Being a survivor of the pandemic can give us a false sense of immunity; one that might lead us to question the chances of another major disruption happening anytime soon. We may be asking, “What are the chances of us experiencing another catastrophe like this in our lifetime?” Those of us who are a bit older can attest to the chances, as many of us were around to have survived the recession of 1976, Y2K, the dotcom crash, the mortgage collapse of 2008 … and now the pandemic.
Here’s the good news: business has returned with a vengeance, especially in the trades and the companies that supply those trades. This is evidenced by the backlog of work many are experiencing and the supply chain disruptions that are exacerbating that backlog.
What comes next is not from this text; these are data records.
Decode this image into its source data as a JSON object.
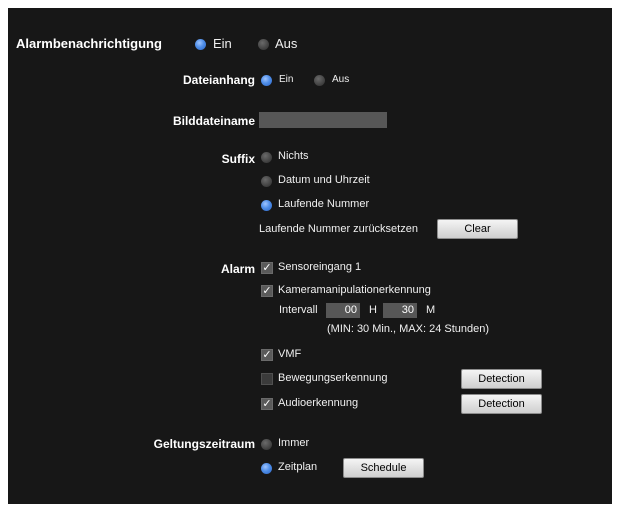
{
  "alarm_notification": {
    "label": "Alarmbenachrichtigung",
    "on": "Ein",
    "off": "Aus",
    "selected": "on"
  },
  "attachment": {
    "label": "Dateianhang",
    "on": "Ein",
    "off": "Aus",
    "selected": "on"
  },
  "image_filename": {
    "label": "Bilddateiname",
    "value": ""
  },
  "suffix": {
    "label": "Suffix",
    "options": [
      "Nichts",
      "Datum und Uhrzeit",
      "Laufende Nummer"
    ],
    "selected_index": 2,
    "reset_label": "Laufende Nummer zurücksetzen",
    "clear_button": "Clear"
  },
  "alarm": {
    "label": "Alarm",
    "sensor_input": {
      "label": "Sensoreingang 1",
      "checked": true
    },
    "camera_tamper": {
      "label": "Kameramanipulationerkennung",
      "checked": true
    },
    "interval": {
      "label": "Intervall",
      "hours": "00",
      "hours_unit": "H",
      "minutes": "30",
      "minutes_unit": "M",
      "note": "(MIN: 30 Min., MAX: 24 Stunden)"
    },
    "vmf": {
      "label": "VMF",
      "checked": true
    },
    "motion_detection": {
      "label": "Bewegungserkennung",
      "checked": false,
      "button": "Detection"
    },
    "audio_detection": {
      "label": "Audioerkennung",
      "checked": true,
      "button": "Detection"
    }
  },
  "validity": {
    "label": "Geltungszeitraum",
    "always": "Immer",
    "schedule": "Zeitplan",
    "schedule_button": "Schedule",
    "selected": "schedule"
  },
  "colors": {
    "panel_bg": "#171717",
    "radio_selected": "#4f8ee8",
    "field_bg": "#575757"
  }
}
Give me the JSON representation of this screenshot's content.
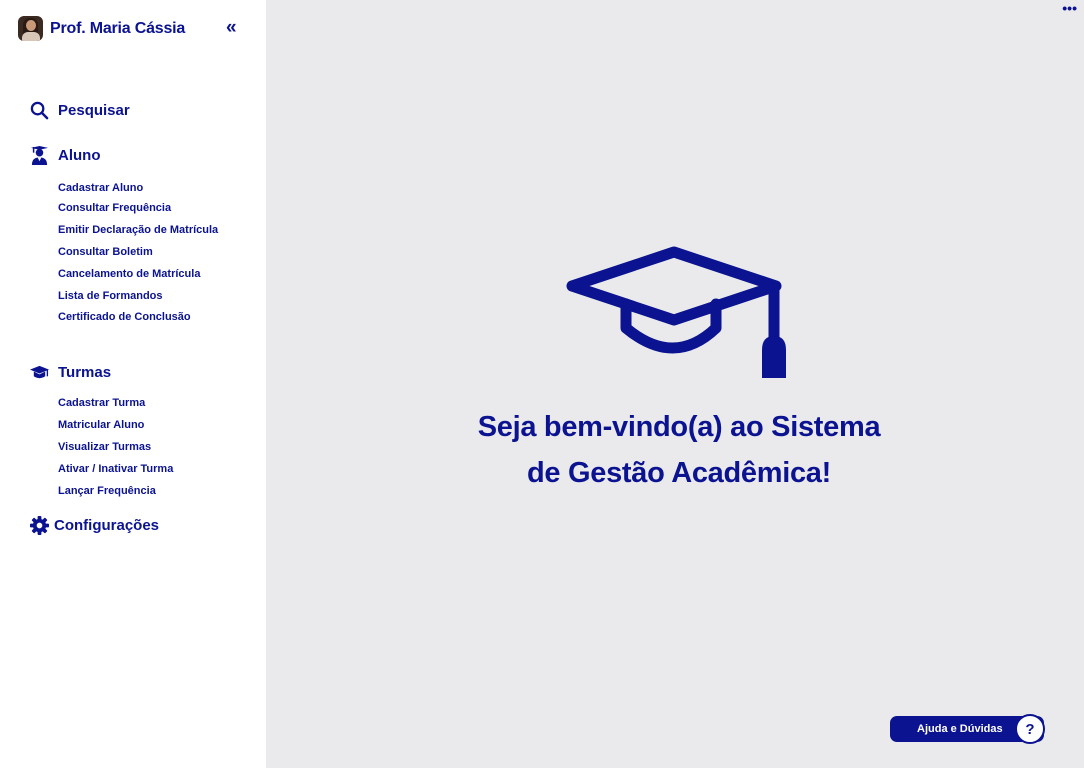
{
  "profile": {
    "name": "Prof. Maria Cássia",
    "avatar_icon": "avatar-photo"
  },
  "collapse_symbol": "«",
  "more_symbol": "•••",
  "sidebar": {
    "search": {
      "label": "Pesquisar",
      "icon": "search-icon"
    },
    "aluno": {
      "label": "Aluno",
      "icon": "student-icon",
      "items": [
        "Cadastrar Aluno",
        "Consultar Frequência",
        "Emitir Declaração de Matrícula",
        "Consultar Boletim",
        "Cancelamento de Matrícula",
        "Lista de Formandos",
        "Certificado de Conclusão"
      ]
    },
    "turmas": {
      "label": "Turmas",
      "icon": "graduation-cap-icon",
      "items": [
        "Cadastrar Turma",
        "Matricular Aluno",
        "Visualizar Turmas",
        "Ativar / Inativar Turma",
        "Lançar Frequência"
      ]
    },
    "config": {
      "label": "Configurações",
      "icon": "gear-icon"
    }
  },
  "main": {
    "hero_icon": "graduation-cap-icon",
    "welcome_line1": "Seja bem-vindo(a) ao Sistema",
    "welcome_line2": "de Gestão Acadêmica!"
  },
  "help": {
    "label": "Ajuda e Dúvidas",
    "symbol": "?"
  },
  "colors": {
    "primary": "#0b1390",
    "sidebar_bg": "#ffffff",
    "main_bg": "#eaeaec"
  }
}
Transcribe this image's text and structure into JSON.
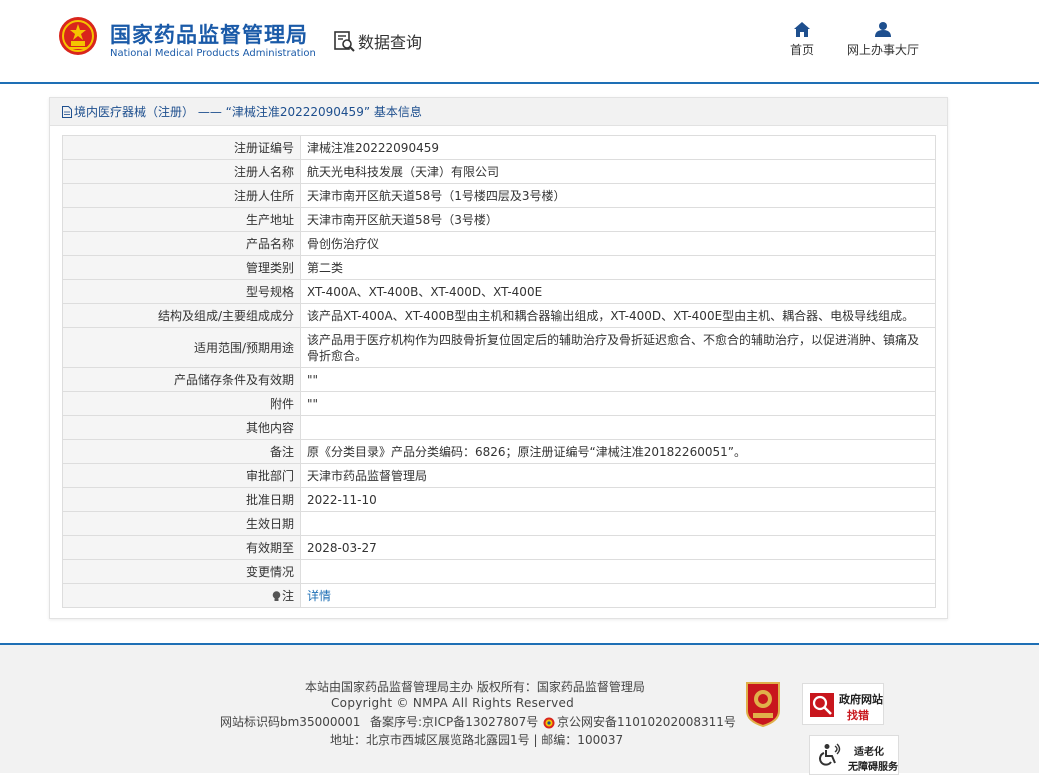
{
  "header": {
    "site_title": "国家药品监督管理局",
    "site_subtitle": "National Medical Products Administration",
    "query_label": "数据查询",
    "nav": {
      "home": "首页",
      "hall": "网上办事大厅"
    },
    "colors": {
      "brand": "#1a5aa8",
      "accent": "#1e6fb5"
    }
  },
  "panel": {
    "title": "境内医疗器械（注册） ——  “津械注准20222090459” 基本信息"
  },
  "record": [
    {
      "key": "注册证编号",
      "value": "津械注准20222090459"
    },
    {
      "key": "注册人名称",
      "value": "航天光电科技发展（天津）有限公司"
    },
    {
      "key": "注册人住所",
      "value": "天津市南开区航天道58号（1号楼四层及3号楼）"
    },
    {
      "key": "生产地址",
      "value": "天津市南开区航天道58号（3号楼）"
    },
    {
      "key": "产品名称",
      "value": "骨创伤治疗仪"
    },
    {
      "key": "管理类别",
      "value": "第二类"
    },
    {
      "key": "型号规格",
      "value": "XT-400A、XT-400B、XT-400D、XT-400E"
    },
    {
      "key": "结构及组成/主要组成成分",
      "value": "该产品XT-400A、XT-400B型由主机和耦合器输出组成，XT-400D、XT-400E型由主机、耦合器、电极导线组成。"
    },
    {
      "key": "适用范围/预期用途",
      "value": "该产品用于医疗机构作为四肢骨折复位固定后的辅助治疗及骨折延迟愈合、不愈合的辅助治疗，以促进消肿、镇痛及骨折愈合。"
    },
    {
      "key": "产品储存条件及有效期",
      "value": "\"\""
    },
    {
      "key": "附件",
      "value": "\"\""
    },
    {
      "key": "其他内容",
      "value": ""
    },
    {
      "key": "备注",
      "value": "原《分类目录》产品分类编码：6826；原注册证编号“津械注准20182260051”。"
    },
    {
      "key": "审批部门",
      "value": "天津市药品监督管理局"
    },
    {
      "key": "批准日期",
      "value": "2022-11-10"
    },
    {
      "key": "生效日期",
      "value": ""
    },
    {
      "key": "有效期至",
      "value": "2028-03-27"
    },
    {
      "key": "变更情况",
      "value": ""
    },
    {
      "key": "注",
      "value": "详情"
    }
  ],
  "footer": {
    "line1": "本站由国家药品监督管理局主办 版权所有：国家药品监督管理局",
    "line2": "Copyright © NMPA All Rights Reserved",
    "site_id": "网站标识码bm35000001",
    "icp": "备案序号:京ICP备13027807号",
    "police": "京公网安备11010202008311号",
    "address": "地址：北京市西城区展览路北露园1号 | 邮编：100037",
    "gov_badge": {
      "line1": "政府网站",
      "line2": "找错"
    },
    "access_badge": {
      "line1": "适老化",
      "line2": "无障碍服务"
    }
  }
}
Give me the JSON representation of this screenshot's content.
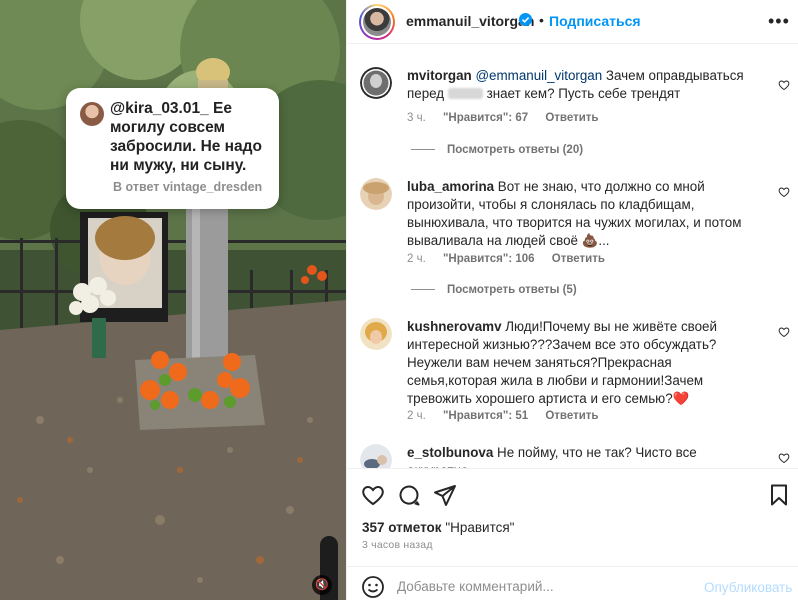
{
  "media": {
    "reply_card": {
      "handle": "@kira_03.01_",
      "text": "Ее могилу совсем забросили. Не надо ни мужу, ни сыну.",
      "reply_to": "В ответ vintage_dresden"
    },
    "mute_icon": "speaker-muted-icon"
  },
  "header": {
    "username": "emmanuil_vitorgan",
    "dot": "•",
    "follow_label": "Подписаться",
    "more_label": "•••"
  },
  "comments": [
    {
      "username": "mvitorgan",
      "mention": "@emmanuil_vitorgan",
      "text_before_blur": " Зачем оправдываться перед",
      "text_after_blur": " знает кем? Пусть себе трендят",
      "time": "3 ч.",
      "likes": "\"Нравится\": 67",
      "reply": "Ответить",
      "view_replies": "Посмотреть ответы (20)"
    },
    {
      "username": "luba_amorina",
      "text": " Вот не знаю, что должно со мной произойти, чтобы я слонялась по кладбищам, вынюхивала, что творится на чужих могилах, и потом вываливала на людей своё 💩...",
      "time": "2 ч.",
      "likes": "\"Нравится\": 106",
      "reply": "Ответить",
      "view_replies": "Посмотреть ответы (5)"
    },
    {
      "username": "kushnerovamv",
      "text": " Люди!Почему вы не живёте своей интересной жизнью???Зачем все это обсуждать?Неужели вам нечем заняться?Прекрасная семья,которая жила в любви и гармонии!Зачем тревожить хорошего артиста и его семью?❤️",
      "time": "2 ч.",
      "likes": "\"Нравится\": 51",
      "reply": "Ответить"
    },
    {
      "username": "e_stolbunova",
      "text": " Не пойму, что не так? Чисто все аккуратно."
    }
  ],
  "actions": {
    "like_icon": "heart-icon",
    "comment_icon": "comment-bubble-icon",
    "share_icon": "send-icon",
    "save_icon": "bookmark-icon"
  },
  "likes": {
    "count": "357 отметок",
    "suffix": " \"Нравится\""
  },
  "time_ago": "3 часов назад",
  "add_comment": {
    "placeholder": "Добавьте комментарий...",
    "post_label": "Опубликовать"
  },
  "colors": {
    "accent": "#0095f6",
    "verified": "#0095f6",
    "mention": "#00376b",
    "muted_text": "#8e8e8e"
  }
}
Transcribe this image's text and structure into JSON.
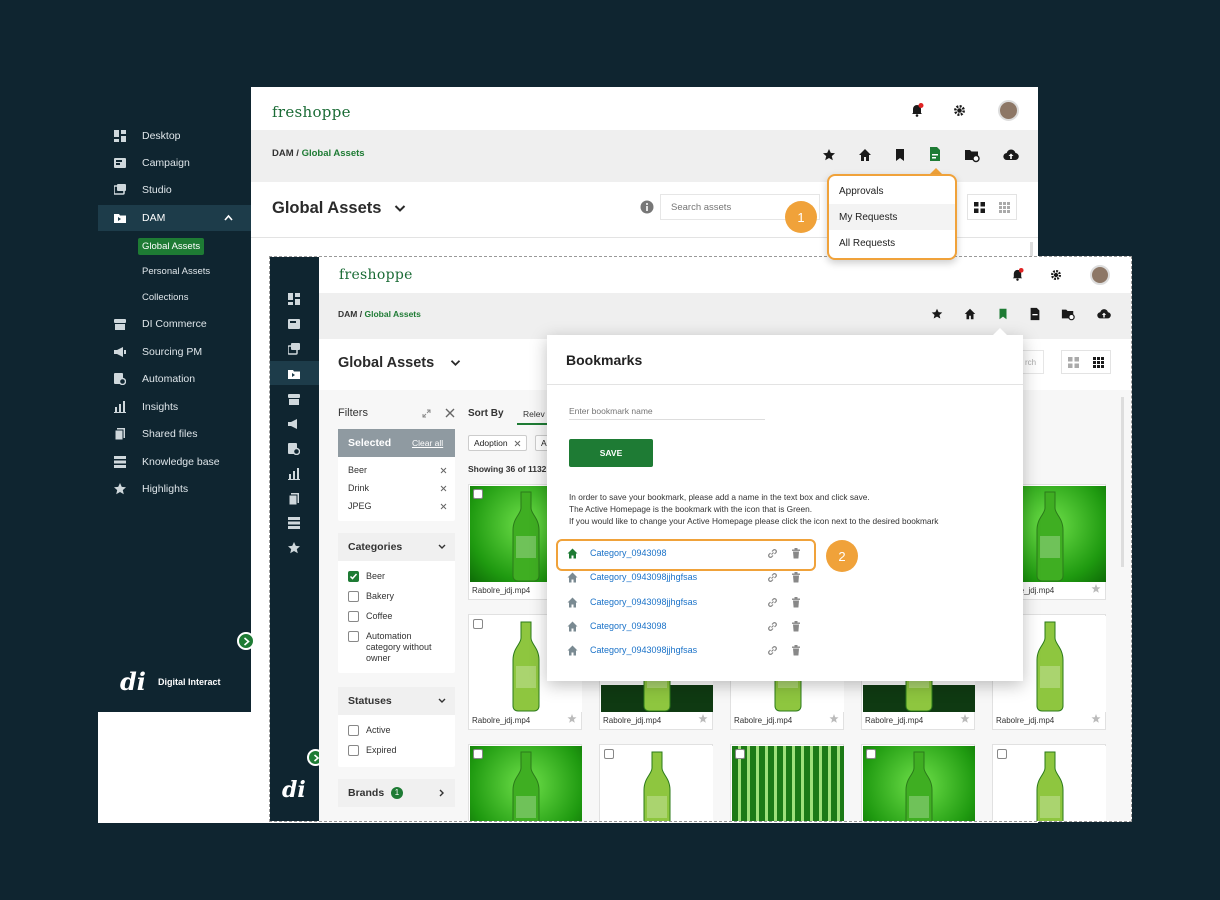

Here’s more good news: growing the mental toughness, developing the business acumen, or establishing the discipline necessary to run a highly profitable company is a learned skill. Most of us aren’t born with it, but anyone can learn it. It has little to do with IQ, education, gender, or genes. It has everything to do with the thinking we bring to our business. During this post-traumatic time, our thinking must be to resist the siren songs of complacency or hubris.
Sometimes it is necessary to reprogram our thinking about money and profits, our workers, our customers, even who our real competitors are. The starting point is for business owners to recognize the direct link that exists between their company’s performance and the thinking they bring to the decisions and actions that lead to that performance.
One of the lessons a lot of business owners learned while they navigated through COVID-19 was just how gritty and resilient they are. Many of them returned to the fundamentals that had first led to their success. They rediscovered the significance of their customers and the value of delivering good customer service, of how to produce jobs more profitably, and the importance of tracking their company’s financial performance.
Even if we feel that discipline, follow-through, and business fundamentals aren’t our strengths, that doesn’t mean they’re not important and that we can just give them a pass. They are important and being soft on them comes at a cost. Circumstances will remind us of this when things get tough. We must continually remind ourselves when things are flush.
My advice as we enter this next era of abundance, where we have more work than we have people to produce it, is to never lose our grit … ever. Resist the urge to get soft on hard decisions just because we can. Enjoy the easy times but be prepared for the unexpected. Stay vigilant against the siren song of complacency.